[Marie by H. Rider Haggard]@TWC D-Link bookMarie CHAPTER XIX 13/26
"Tell me, when am I going to get out of this place ?" "How can I tell you, Macumazahn ?" Naya replied, patting my hand in her genial way, "but I think before long.
When you are gone, Macumazahn, remember me kindly sometimes, as I have really tried to make you as comfortable as I could with a watcher staring through every straw in the hut." I said whatever seemed to be appropriate, and next morning my deliverance came.
While I was eating my breakfast in the courtyard at the back of the hut, Naya thrust her handsome and pleasant face round the corner and said that there was a messenger to see me from the king.
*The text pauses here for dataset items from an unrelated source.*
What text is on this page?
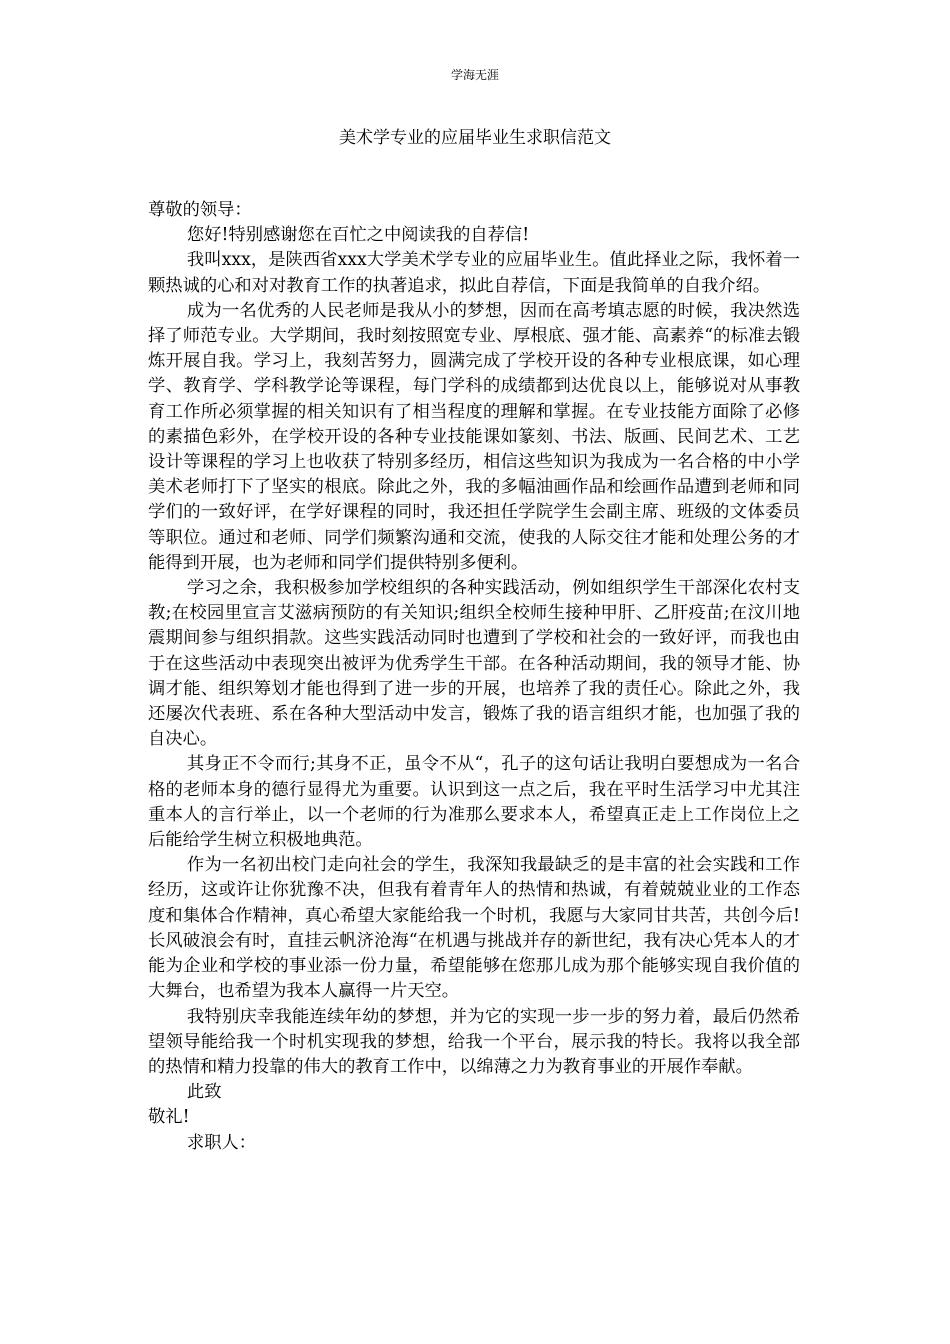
学海无涯
美术学专业的应届毕业生求职信范文

尊敬的领导：

您好!特别感谢您在百忙之中阅读我的自荐信!

我叫xxx，是陕西省xxx大学美术学专业的应届毕业生。值此择业之际，我怀着一颗热诚的心和对对教育工作的执著追求，拟此自荐信，下面是我简单的自我介绍。

成为一名优秀的人民老师是我从小的梦想，因而在高考填志愿的时候，我决然选择了师范专业。大学期间，我时刻按照宽专业、厚根底、强才能、高素养“的标准去锻炼开展自我。学习上，我刻苦努力，圆满完成了学校开设的各种专业根底课，如心理学、教育学、学科教学论等课程，每门学科的成绩都到达优良以上，能够说对从事教育工作所必须掌握的相关知识有了相当程度的理解和掌握。在专业技能方面除了必修的素描色彩外，在学校开设的各种专业技能课如篆刻、书法、版画、民间艺术、工艺设计等课程的学习上也收获了特别多经历，相信这些知识为我成为一名合格的中小学美术老师打下了坚实的根底。除此之外，我的多幅油画作品和绘画作品遭到老师和同学们的一致好评，在学好课程的同时，我还担任学院学生会副主席、班级的文体委员等职位。通过和老师、同学们频繁沟通和交流，使我的人际交往才能和处理公务的才能得到开展，也为老师和同学们提供特别多便利。

学习之余，我积极参加学校组织的各种实践活动，例如组织学生干部深化农村支教;在校园里宣言艾滋病预防的有关知识;组织全校师生接种甲肝、乙肝疫苗;在汶川地震期间参与组织捐款。这些实践活动同时也遭到了学校和社会的一致好评，而我也由于在这些活动中表现突出被评为优秀学生干部。在各种活动期间，我的领导才能、协调才能、组织筹划才能也得到了进一步的开展，也培养了我的责任心。除此之外，我还屡次代表班、系在各种大型活动中发言，锻炼了我的语言组织才能，也加强了我的自决心。

其身正不令而行;其身不正，虽令不从“，孔子的这句话让我明白要想成为一名合格的老师本身的德行显得尤为重要。认识到这一点之后，我在平时生活学习中尤其注重本人的言行举止，以一个老师的行为准那么要求本人，希望真正走上工作岗位上之后能给学生树立积极地典范。

作为一名初出校门走向社会的学生，我深知我最缺乏的是丰富的社会实践和工作经历，这或许让你犹豫不决，但我有着青年人的热情和热诚，有着兢兢业业的工作态度和集体合作精神，真心希望大家能给我一个时机，我愿与大家同甘共苦，共创今后!长风破浪会有时，直挂云帆济沧海“在机遇与挑战并存的新世纪，我有决心凭本人的才能为企业和学校的事业添一份力量，希望能够在您那儿成为那个能够实现自我价值的大舞台，也希望为我本人赢得一片天空。

我特别庆幸我能连续年幼的梦想，并为它的实现一步一步的努力着，最后仍然希望领导能给我一个时机实现我的梦想，给我一个平台，展示我的特长。我将以我全部的热情和精力投靠的伟大的教育工作中，以绵薄之力为教育事业的开展作奉献。

此致

敬礼!

求职人：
Leaving the rest of the meal unswallowed, I went to the doorway of the yard and there found my old friend, Kambula. "Greeting, Inkoos," he said to me; "I am come to take you back to Natal with a guard.
But I warn you to ask me no questions, for if you do I must not answer them.
Dingaan is ill, and you cannot see him, nor can you see the white praying-man, or anyone; you must come with me at once." "I do not want to see Dingaan," I replied, looking him in the eyes. "I understand," answered Kambula; "Dingaan's thoughts are his thoughts and your thoughts are your thoughts, and perhaps that is why he does not want to see _you_.